Step 1 :The function given is \(f(x) = 6x^{2}\).
Step 2 :The derivative of \(f(x)\) is \(f'(x) = 12x\).
Step 3 :At \(x = a = 1\), \(f'(1) = 12\).
Step 4 :The linearization \(L(x)\) of \(f\) at \(a = 1\) is given by \(L(x) = f(a) + f'(a)(x - a)\).
Step 5 :Substituting the values we get, \(L(x) = 6(1)^{2} + 12(x - 1)\).
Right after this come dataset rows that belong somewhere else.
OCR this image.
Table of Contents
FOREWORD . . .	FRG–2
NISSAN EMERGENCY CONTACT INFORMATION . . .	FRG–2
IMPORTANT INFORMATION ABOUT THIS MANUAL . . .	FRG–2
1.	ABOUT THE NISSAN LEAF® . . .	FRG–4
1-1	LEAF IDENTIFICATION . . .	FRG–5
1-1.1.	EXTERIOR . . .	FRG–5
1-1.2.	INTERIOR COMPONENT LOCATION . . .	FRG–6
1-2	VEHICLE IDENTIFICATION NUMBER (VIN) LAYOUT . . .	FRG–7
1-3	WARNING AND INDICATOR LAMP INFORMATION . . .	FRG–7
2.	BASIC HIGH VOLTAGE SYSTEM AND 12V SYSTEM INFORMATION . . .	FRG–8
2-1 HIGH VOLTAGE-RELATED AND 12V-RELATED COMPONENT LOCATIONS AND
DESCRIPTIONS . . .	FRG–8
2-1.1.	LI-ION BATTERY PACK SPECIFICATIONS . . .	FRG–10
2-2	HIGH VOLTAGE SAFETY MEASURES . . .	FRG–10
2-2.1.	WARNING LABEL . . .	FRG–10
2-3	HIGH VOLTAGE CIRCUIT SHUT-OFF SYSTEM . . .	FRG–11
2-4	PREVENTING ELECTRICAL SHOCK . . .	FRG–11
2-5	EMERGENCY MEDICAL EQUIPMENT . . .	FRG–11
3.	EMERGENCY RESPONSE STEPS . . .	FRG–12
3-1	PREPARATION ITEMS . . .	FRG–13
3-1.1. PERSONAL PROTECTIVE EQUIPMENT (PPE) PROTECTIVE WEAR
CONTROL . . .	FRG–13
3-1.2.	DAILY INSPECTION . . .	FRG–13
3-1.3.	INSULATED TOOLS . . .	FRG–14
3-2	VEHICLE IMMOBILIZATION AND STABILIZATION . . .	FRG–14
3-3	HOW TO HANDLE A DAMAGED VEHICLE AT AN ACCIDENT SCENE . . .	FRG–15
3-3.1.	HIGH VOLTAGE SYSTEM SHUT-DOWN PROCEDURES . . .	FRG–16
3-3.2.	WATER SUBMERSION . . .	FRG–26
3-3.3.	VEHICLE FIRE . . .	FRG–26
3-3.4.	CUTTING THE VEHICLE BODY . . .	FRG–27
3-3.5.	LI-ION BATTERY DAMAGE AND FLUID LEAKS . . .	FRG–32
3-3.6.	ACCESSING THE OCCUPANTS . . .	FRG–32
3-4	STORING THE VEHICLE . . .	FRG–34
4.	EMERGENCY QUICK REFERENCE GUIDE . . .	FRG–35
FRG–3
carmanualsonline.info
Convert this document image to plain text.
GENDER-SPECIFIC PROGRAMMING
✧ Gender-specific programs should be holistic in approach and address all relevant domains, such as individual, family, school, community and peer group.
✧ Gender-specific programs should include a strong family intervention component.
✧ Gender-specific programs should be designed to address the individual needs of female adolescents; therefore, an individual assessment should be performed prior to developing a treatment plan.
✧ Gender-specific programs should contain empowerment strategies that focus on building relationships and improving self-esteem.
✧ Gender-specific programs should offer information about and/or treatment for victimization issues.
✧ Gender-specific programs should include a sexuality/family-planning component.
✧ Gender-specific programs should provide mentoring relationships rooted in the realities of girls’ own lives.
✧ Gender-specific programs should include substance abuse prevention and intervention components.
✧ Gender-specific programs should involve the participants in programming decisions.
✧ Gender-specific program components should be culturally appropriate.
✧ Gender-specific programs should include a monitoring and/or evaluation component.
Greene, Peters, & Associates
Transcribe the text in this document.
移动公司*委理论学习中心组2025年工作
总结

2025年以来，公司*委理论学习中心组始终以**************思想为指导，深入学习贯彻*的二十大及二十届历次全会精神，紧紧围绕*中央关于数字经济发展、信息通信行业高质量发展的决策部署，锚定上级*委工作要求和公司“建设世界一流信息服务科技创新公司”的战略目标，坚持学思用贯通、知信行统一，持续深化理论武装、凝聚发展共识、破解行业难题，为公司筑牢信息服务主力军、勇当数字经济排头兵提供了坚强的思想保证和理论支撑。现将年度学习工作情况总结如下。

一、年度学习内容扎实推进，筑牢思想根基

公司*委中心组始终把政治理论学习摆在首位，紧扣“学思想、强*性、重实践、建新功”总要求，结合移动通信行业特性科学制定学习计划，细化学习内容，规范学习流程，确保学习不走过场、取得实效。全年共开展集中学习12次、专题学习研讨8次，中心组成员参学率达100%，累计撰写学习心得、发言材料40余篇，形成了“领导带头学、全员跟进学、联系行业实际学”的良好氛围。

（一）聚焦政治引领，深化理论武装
Step 6 :Simplifying, we get \(L(x) = 6 + 12(x - 1)\).
Step 7 :So, the linearization \(L(x)\) of \(f\) at \(a = 1\) is \(L(x) = 6 + 12(x - 1)\).
Step 8 :Now, we use the linearization to approximate \(6(1.1)^{2}\).
Step 9 :Substitute \(x = 1.1\) into \(L(x)\), we get \(L(1.1) = 6 + 12(1.1 - 1)\).
Step 10 :Simplifying, we get \(L(1.1) = 6 + 1.2 = 7.2\).
Step 11 :So, the approximation of \(6(1.1)^{2}\) using the linearization is \(7.2\).
Step 12 :Now, we find the actual value of \(6(1.1)^{2}\) using a calculator.
Step 13 :The actual value of \(6(1.1)^{2}\) is \(7.26\).
Step 14 :Finally, we find the difference between the approximation and the actual value of \(6(1.1)^{2}\).
Step 15 :The difference is \(7.26 - 7.2 = 0.06\).
Step 16 :So, the difference between the approximation and the actual value of \(6(1.1)^{2}\) is \(0.06\).